Letter of the Day | Private JADCO hearings strike right balance
THE EDITOR, Sir:
I note the article ('Accountability and transparency') appearing in your newspaper on Thursday, August 9, 2018, by Rachid Parchment regarding the Jamaica Anti-Doping Commission's (JADCO) move to have closed-door anti-doping hearings.
I welcome the decision of JADCO to follow global standards by having anti-doping hearings in private. These lengthy hearings are sometimes gruelling and an athlete is often subject to rigorous cross, examination in order to determine whether he/she has committed a breach of the anti-doping rules. Having such a hearing done in the public domain, even the athlete who has been found not guilty invariably leaves an athlete with taint on his/her reputation in the minds of some members of the public.
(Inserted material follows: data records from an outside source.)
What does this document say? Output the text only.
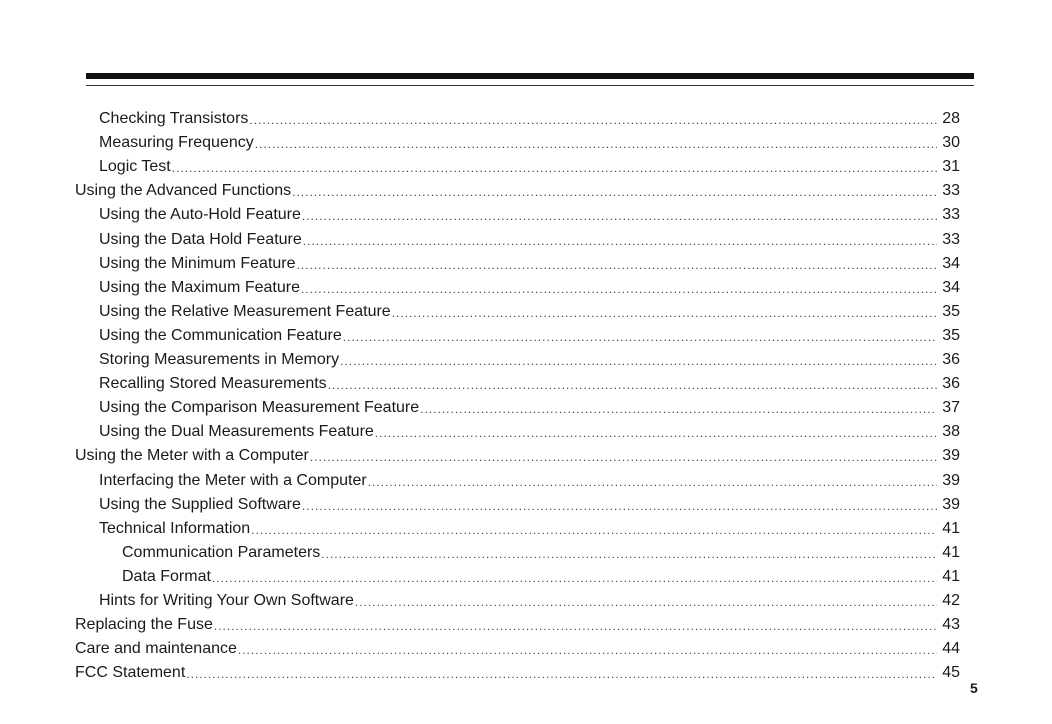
Checking Transistors .....	28
Measuring Frequency .....	30
Logic Test .....	31
Using the Advanced Functions .....	33
Using the Auto-Hold Feature .....	33
Using the Data Hold Feature .....	33
Using the Minimum Feature .....	34
Using the Maximum Feature .....	34
Using the Relative Measurement Feature .....	35
Using the Communication Feature .....	35
Storing Measurements in Memory .....	36
Recalling Stored Measurements .....	36
Using the Comparison Measurement Feature .....	37
Using the Dual Measurements Feature .....	38
Using the Meter with a Computer .....	39
Interfacing the Meter with a Computer .....	39
Using the Supplied Software .....	39
Technical Information .....	41
Communication Parameters .....	41
Data Format .....	41
Hints for Writing Your Own Software .....	42
Replacing the Fuse .....	43
Care and maintenance .....	44
FCC Statement .....	45
5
It is no surprise that the global trend is to have the hearings in private, but this does not ignore the public interest at stake as the decision and any evidence, upon which it is based, are then made public, whether the athlete is found guilty or not guilty.
No need for parallels
I would not draw a parallel between anti-doping hearings and the courts, as has been done, especially the criminal courts, where the Constitution requires that they be tried in public, in most cases (an exception to this rule is an 'in camera' trial). A more appropriate comparison is between professional bodies that hear cases of alleged misconduct and members of the profession that fall within the jurisdiction of that body.
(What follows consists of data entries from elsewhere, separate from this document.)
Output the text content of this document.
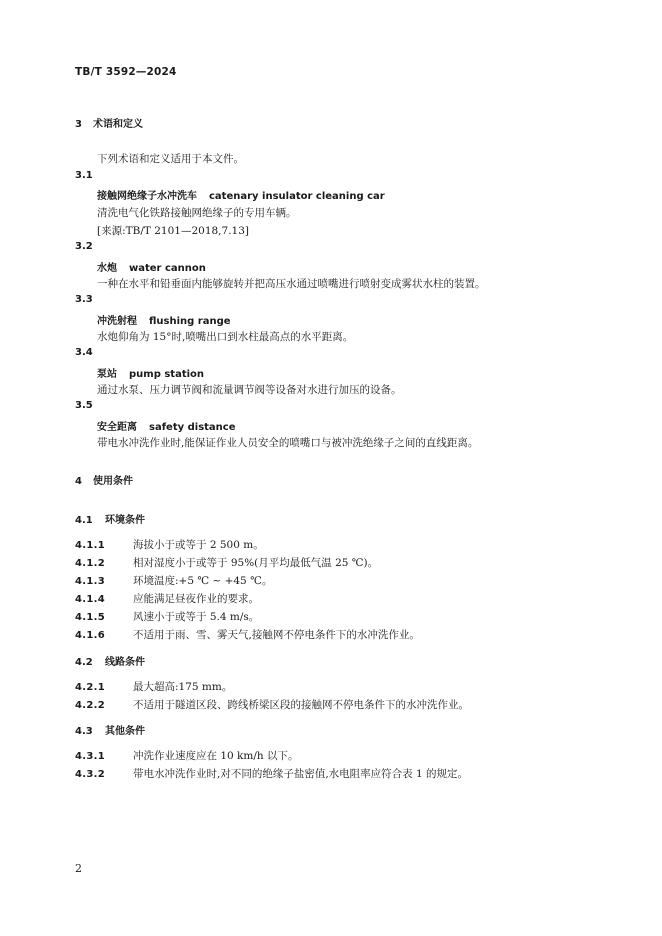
TB/T 3592—2024
3 术语和定义
下列术语和定义适用于本文件。
3.1
接触网绝缘子水冲洗车 catenary insulator cleaning car
清洗电气化铁路接触网绝缘子的专用车辆。
[来源:TB/T 2101—2018,7.13]
3.2
水炮 water cannon
一种在水平和铅垂面内能够旋转并把高压水通过喷嘴进行喷射变成雾状水柱的装置。
3.3
冲洗射程 flushing range
水炮仰角为 15°时,喷嘴出口到水柱最高点的水平距离。
3.4
泵站 pump station
通过水泵、压力调节阀和流量调节阀等设备对水进行加压的设备。
3.5
安全距离 safety distance
带电水冲洗作业时,能保证作业人员安全的喷嘴口与被冲洗绝缘子之间的直线距离。
4 使用条件
4.1 环境条件
4.1.1	海拔小于或等于 2 500 m。
4.1.2	相对湿度小于或等于 95%(月平均最低气温 25 ℃)。
4.1.3	环境温度:+5 ℃ ~ +45 ℃。
4.1.4	应能满足昼夜作业的要求。
4.1.5	风速小于或等于 5.4 m/s。
4.1.6	不适用于雨、雪、雾天气,接触网不停电条件下的水冲洗作业。
4.2 线路条件
4.2.1	最大超高:175 mm。
4.2.2	不适用于隧道区段、跨线桥梁区段的接触网不停电条件下的水冲洗作业。
4.3 其他条件
4.3.1	冲洗作业速度应在 10 km/h 以下。
4.3.2	带电水冲洗作业时,对不同的绝缘子盐密值,水电阻率应符合表 1 的规定。
2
Lawyers have a disciplinary committee within the General Legal Council. Medical doctors have the Medical Council. And, I believe, land surveyors have a similar body to hear cases of misconduct.
These cases are heard in private, but the basis for such decisions are made available to the public. That, in my view, balances the right of the party against whom a complaint of misconduct has been made to protect his reputation in the event he is vindicated and the right of the public to know about the relevant details relating to the decision.
Such a process is fair and facilitates transparency in a manner that balances the interest of all the stakeholders, including members of the public.
That is why the global trend in anti-doping hearings has gone in that direction and Jamaica should not be seen to be lagging behind in that race towards equity and fairness.